Two steps more, and he stood in the last doorway, right. No matinee idol, nervously awaiting his cue in the wings, could have planned his entrance more carefully than Jock had planned this. Ease was the thing; ease, bordering on nonchalance, mixed with a brisk and businesslike assurance.
The entrance was lost on the man at the desk. He did not even look up. If Jock had entered on all-fours, doing a double tango to vocal accompaniment, it is doubtful if the man at the desk would have looked up. Pencil between his fingers, head held a trifle to one side in critical contemplation of the work before him, eyes narrowed judicially, lips pursed, he was the concentrated essence of do-it-now.
[Illustration: “He was the concentrated essence of do-it-now”]
Jock waited a moment, in silence. The man at the desk worked on. His head was semi-bald. Jock knew him to be thirty. Jock fixed his eye on the semi-bald spot and spoke.
“My name’s McChesney,” he began. “I wrote you three days ago; you probably will remember. You replied, asking me to call, and I—”
“Minute,” exploded the man at the desk, still absorbed.

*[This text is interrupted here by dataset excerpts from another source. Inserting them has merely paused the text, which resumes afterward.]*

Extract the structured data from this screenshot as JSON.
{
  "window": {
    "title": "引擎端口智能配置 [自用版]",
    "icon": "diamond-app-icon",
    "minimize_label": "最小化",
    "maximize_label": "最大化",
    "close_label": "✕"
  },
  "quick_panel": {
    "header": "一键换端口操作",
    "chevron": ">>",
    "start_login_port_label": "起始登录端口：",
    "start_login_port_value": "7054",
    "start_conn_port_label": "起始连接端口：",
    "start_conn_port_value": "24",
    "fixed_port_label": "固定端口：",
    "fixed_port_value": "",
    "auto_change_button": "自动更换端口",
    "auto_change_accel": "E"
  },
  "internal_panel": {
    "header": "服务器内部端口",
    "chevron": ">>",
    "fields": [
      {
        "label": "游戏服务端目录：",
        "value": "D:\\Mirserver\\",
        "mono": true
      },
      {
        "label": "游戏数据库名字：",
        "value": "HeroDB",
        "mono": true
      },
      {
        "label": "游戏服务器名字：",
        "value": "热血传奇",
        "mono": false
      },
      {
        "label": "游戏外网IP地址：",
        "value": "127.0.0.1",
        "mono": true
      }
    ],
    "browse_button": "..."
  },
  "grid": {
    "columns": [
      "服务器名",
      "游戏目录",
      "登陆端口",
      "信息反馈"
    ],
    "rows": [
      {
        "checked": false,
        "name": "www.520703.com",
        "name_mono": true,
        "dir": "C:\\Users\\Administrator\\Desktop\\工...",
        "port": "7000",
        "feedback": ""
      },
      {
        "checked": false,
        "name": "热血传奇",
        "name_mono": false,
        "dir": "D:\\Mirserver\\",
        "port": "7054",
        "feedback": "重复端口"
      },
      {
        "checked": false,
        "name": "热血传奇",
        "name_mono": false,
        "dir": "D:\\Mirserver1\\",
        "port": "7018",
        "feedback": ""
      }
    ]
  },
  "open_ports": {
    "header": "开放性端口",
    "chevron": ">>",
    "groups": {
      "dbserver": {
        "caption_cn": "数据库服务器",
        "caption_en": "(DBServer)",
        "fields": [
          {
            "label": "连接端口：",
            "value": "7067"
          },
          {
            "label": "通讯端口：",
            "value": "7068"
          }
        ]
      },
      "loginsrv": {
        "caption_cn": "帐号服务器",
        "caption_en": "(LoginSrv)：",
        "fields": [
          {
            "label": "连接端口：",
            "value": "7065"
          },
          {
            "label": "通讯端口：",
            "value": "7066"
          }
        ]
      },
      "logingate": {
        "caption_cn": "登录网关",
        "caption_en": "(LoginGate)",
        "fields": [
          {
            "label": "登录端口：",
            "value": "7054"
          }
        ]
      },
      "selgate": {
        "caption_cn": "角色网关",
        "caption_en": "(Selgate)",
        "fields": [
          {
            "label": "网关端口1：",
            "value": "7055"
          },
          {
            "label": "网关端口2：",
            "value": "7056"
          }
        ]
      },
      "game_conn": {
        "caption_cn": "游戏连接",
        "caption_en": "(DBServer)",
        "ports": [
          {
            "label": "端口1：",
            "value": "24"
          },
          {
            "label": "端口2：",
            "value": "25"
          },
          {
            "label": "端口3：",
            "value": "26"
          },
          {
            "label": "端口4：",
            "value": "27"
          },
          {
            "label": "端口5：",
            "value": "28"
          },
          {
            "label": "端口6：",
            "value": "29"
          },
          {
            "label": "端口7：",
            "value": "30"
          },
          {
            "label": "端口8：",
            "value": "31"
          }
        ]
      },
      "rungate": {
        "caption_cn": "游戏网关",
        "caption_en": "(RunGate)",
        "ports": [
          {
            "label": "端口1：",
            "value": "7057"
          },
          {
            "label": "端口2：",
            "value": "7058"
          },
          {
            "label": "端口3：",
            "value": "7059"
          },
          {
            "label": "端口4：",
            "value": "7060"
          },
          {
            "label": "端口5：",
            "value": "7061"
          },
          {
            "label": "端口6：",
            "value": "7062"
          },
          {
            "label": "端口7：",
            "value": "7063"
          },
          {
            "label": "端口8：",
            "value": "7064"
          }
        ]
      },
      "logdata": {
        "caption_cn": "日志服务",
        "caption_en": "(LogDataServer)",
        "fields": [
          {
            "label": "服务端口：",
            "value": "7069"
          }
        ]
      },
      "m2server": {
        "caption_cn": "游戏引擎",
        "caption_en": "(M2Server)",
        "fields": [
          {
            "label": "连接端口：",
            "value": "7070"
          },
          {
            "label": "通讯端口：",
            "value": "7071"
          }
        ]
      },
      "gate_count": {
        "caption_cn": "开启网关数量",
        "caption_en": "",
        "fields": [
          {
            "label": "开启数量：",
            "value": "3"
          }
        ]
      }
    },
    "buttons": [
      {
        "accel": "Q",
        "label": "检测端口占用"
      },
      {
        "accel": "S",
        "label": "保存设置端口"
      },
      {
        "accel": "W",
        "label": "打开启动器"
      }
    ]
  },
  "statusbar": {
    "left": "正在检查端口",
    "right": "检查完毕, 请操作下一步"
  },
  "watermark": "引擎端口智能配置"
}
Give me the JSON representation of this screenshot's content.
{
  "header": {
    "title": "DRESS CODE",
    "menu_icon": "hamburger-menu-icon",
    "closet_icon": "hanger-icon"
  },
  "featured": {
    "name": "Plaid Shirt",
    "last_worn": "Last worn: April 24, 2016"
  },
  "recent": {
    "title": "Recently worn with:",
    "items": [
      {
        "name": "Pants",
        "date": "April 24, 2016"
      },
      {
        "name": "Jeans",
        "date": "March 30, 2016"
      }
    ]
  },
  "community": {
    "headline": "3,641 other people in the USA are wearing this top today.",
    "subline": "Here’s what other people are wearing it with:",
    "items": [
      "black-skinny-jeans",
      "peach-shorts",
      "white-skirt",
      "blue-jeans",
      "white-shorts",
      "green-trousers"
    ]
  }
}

Jock faltered, stopped. The man at the desk did not look up. A moment of silence, except for the sound of the busy pencil traveling across the paper. Jock, glaring at the semi-bald spot, spoke again.
“Of course, Mr. Hupp, if you’re too busy to see me—”

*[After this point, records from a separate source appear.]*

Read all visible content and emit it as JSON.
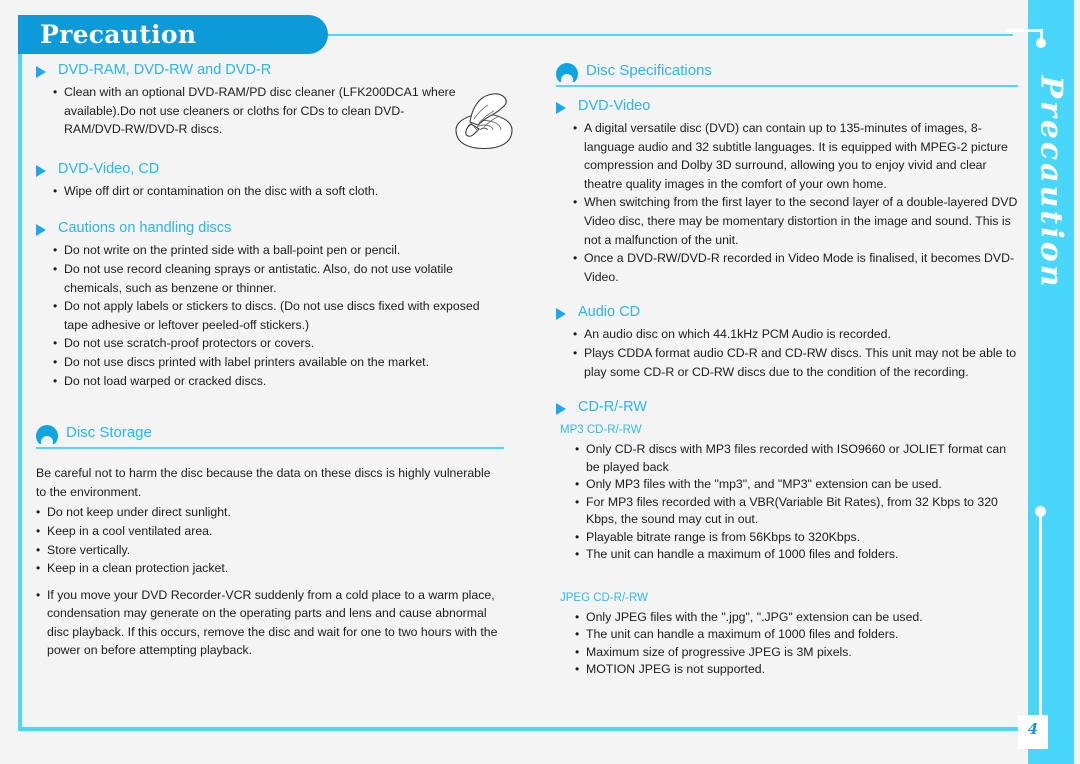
{
  "page": {
    "title": "Precaution",
    "side_tab_title": "Precaution",
    "page_number": "4",
    "accent_header": "#0d9ad8",
    "accent_cyan": "#4cd7fb",
    "accent_link": "#29b4ef"
  },
  "left_column": {
    "groups": [
      {
        "heading": "DVD-RAM, DVD-RW and DVD-R",
        "bullets": [
          "Clean with an optional DVD-RAM/PD disc cleaner (LFK200DCA1 where available).Do not use cleaners or cloths for CDs to clean DVD-RAM/DVD-RW/DVD-R discs."
        ]
      },
      {
        "heading": "DVD-Video, CD",
        "bullets": [
          "Wipe off dirt or contamination on the disc with a soft cloth."
        ]
      },
      {
        "heading": "Cautions on handling discs",
        "bullets": [
          "Do not write on the printed side with a ball-point pen or pencil.",
          "Do not use record cleaning sprays or antistatic. Also, do not use volatile chemicals, such as benzene or thinner.",
          "Do not apply labels or stickers to discs. (Do not use discs fixed with exposed tape adhesive or leftover peeled-off stickers.)",
          "Do not use scratch-proof protectors or covers.",
          "Do not use discs printed with label printers available on the market.",
          "Do not load warped or cracked discs."
        ]
      }
    ],
    "disc_storage": {
      "heading": "Disc Storage",
      "intro": "Be careful not to harm the disc because the data on these discs is highly vulnerable to the environment.",
      "bullets": [
        "Do not keep under direct sunlight.",
        "Keep in a cool ventilated area.",
        "Store vertically.",
        "Keep in a clean protection jacket.",
        "If you move your DVD Recorder-VCR suddenly from a cold place to a warm place, condensation may generate on the operating parts and lens and cause abnormal disc playback. If this occurs, remove the disc and wait for one to two hours with the power on before attempting playback."
      ]
    }
  },
  "right_column": {
    "disc_specifications": {
      "heading": "Disc Specifications",
      "groups": [
        {
          "heading": "DVD-Video",
          "bullets": [
            "A digital versatile disc (DVD) can contain up to 135-minutes of images, 8-language audio and 32 subtitle languages. It is equipped with MPEG-2 picture compression and Dolby 3D surround, allowing you to enjoy vivid and clear theatre quality images in the comfort of your own home.",
            "When switching from the first layer to the second layer of a double-layered DVD Video disc, there may be momentary distortion in the image and sound. This is not a malfunction of the unit.",
            "Once a DVD-RW/DVD-R recorded in Video Mode is finalised, it becomes DVD-Video."
          ]
        },
        {
          "heading": "Audio CD",
          "bullets": [
            "An audio disc on which 44.1kHz PCM Audio is recorded.",
            "Plays CDDA format audio CD-R and CD-RW discs. This unit may not be able to play some CD-R or CD-RW discs due to the condition of the recording."
          ]
        },
        {
          "heading": "CD-R/-RW",
          "subsections": [
            {
              "heading": "MP3 CD-R/-RW",
              "bullets": [
                "Only CD-R discs with MP3 files recorded with ISO9660 or JOLIET format can be played back",
                "Only MP3 files with the \"mp3\", and \"MP3\" extension can be used.",
                "For MP3 files recorded with a VBR(Variable Bit Rates), from 32 Kbps to 320 Kbps, the sound may cut in out.",
                "Playable bitrate range is from 56Kbps to 320Kbps.",
                "The unit can handle a maximum of 1000 files and folders."
              ]
            },
            {
              "heading": "JPEG CD-R/-RW",
              "bullets": [
                "Only JPEG files with the \".jpg\", \".JPG\" extension can be used.",
                "The unit can handle a maximum of 1000 files and folders.",
                "Maximum size of progressive JPEG is 3M pixels.",
                "MOTION JPEG is not supported."
              ]
            }
          ]
        }
      ]
    }
  }
}
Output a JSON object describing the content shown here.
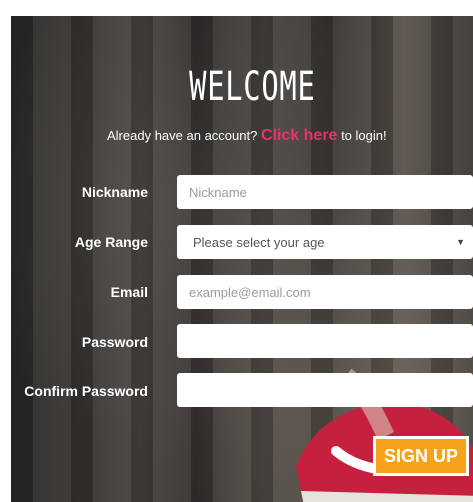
{
  "header": {
    "title": "WELCOME",
    "login_prompt_prefix": "Already have an account?",
    "login_link": "Click here",
    "login_prompt_suffix": "to login!"
  },
  "form": {
    "nickname": {
      "label": "Nickname",
      "placeholder": "Nickname"
    },
    "age_range": {
      "label": "Age Range",
      "selected": "Please select your age"
    },
    "email": {
      "label": "Email",
      "placeholder": "example@email.com"
    },
    "password": {
      "label": "Password",
      "placeholder": ""
    },
    "confirm_password": {
      "label": "Confirm Password",
      "placeholder": ""
    },
    "submit_label": "SIGN UP"
  },
  "icons": {
    "select_arrow": "chevron-down-icon"
  },
  "colors": {
    "accent_link": "#e8336b",
    "button": "#f7a21b"
  }
}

“M-m-m-m,” a preoccupied hum, such as a busy man makes when he is trying to give attention to two interests.
“—why I suppose there’s no sense in staying; but it seems to me that common courtesy—”
The busy pencil paused, quivered in the making of a final period, enclosed the dot in a proofreader’s circle, and rolled away across the desk, its work done.

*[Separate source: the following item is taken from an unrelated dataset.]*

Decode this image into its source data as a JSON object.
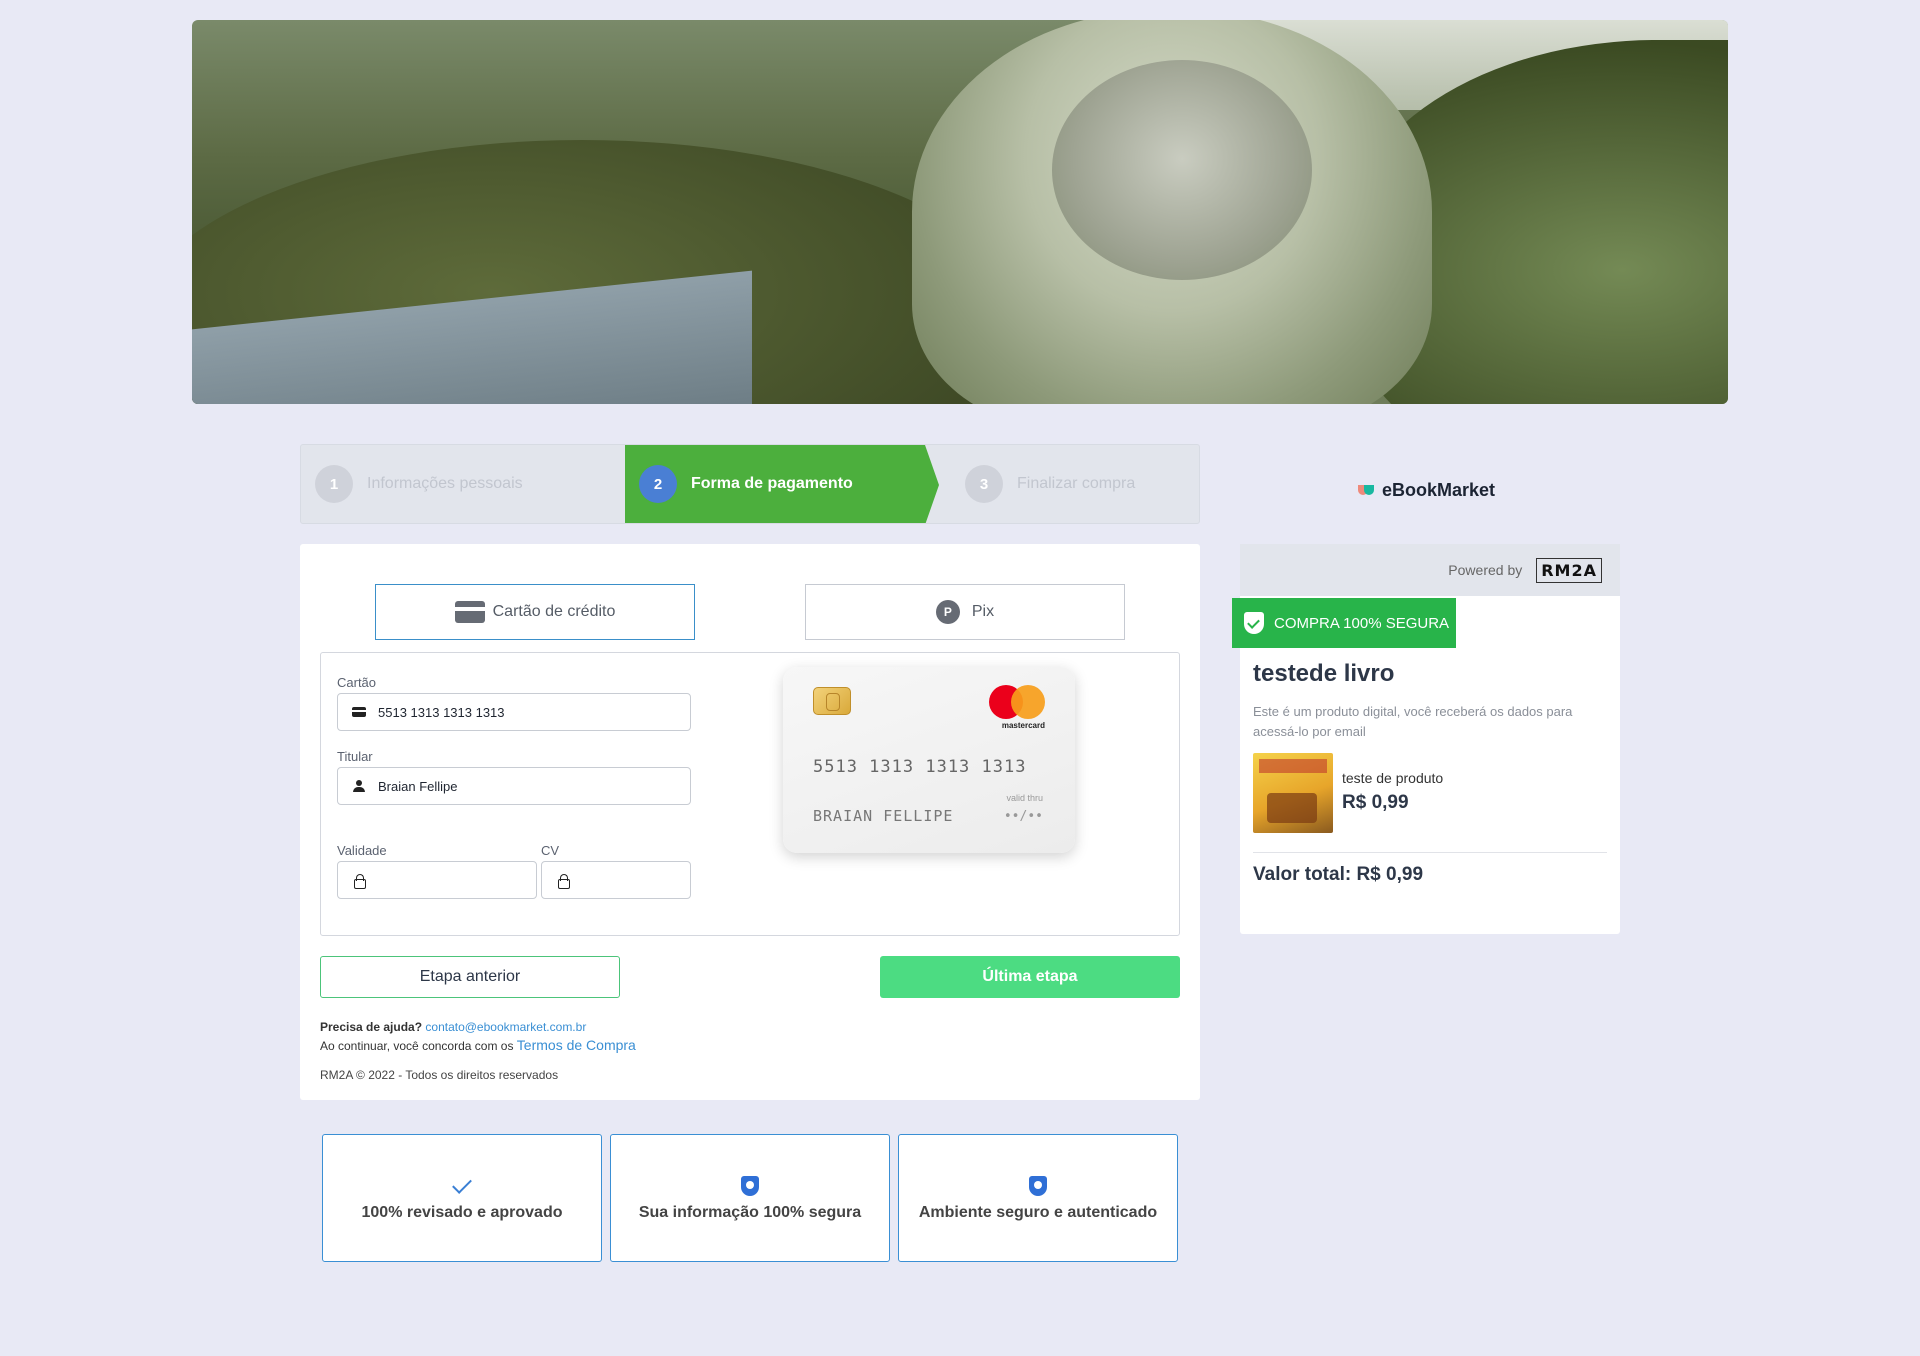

“Now,” said Sam Hupp, and swung around, smiling, to face the affronted Jock. “I had to get that out. They’re waiting for it.” He pressed a desk button. “What can I do for you? Sit down, sit down.”
There was a certain abrupt geniality about him. His tortoise-rimmed glasses gave him an oddly owlish look, like a small boy taking liberties with grandfather’s spectacles.
Jock found himself sitting down, his anger slipping from him.
“My name’s McChesney,” he began. “I’m here because I want to work for this concern.” He braced himself to present the convincing, reason-why arguments with which he had prepared himself.
Whereupon Sam Hupp, the brisk, proceeded to whisk his breath and arguments away with an unexpected:
“All right. What do you want to do?”
Jock’s mouth fell open. “Do!” he stammered. “Do! Why—anything—”
Sam Hupp’s quick eye swept over the slim, attractive, radiant, correctly-garbed young figure before him. Unconsciously he rubbed his bald spot with a rueful hand.
“Know anything about writing, or advertising?”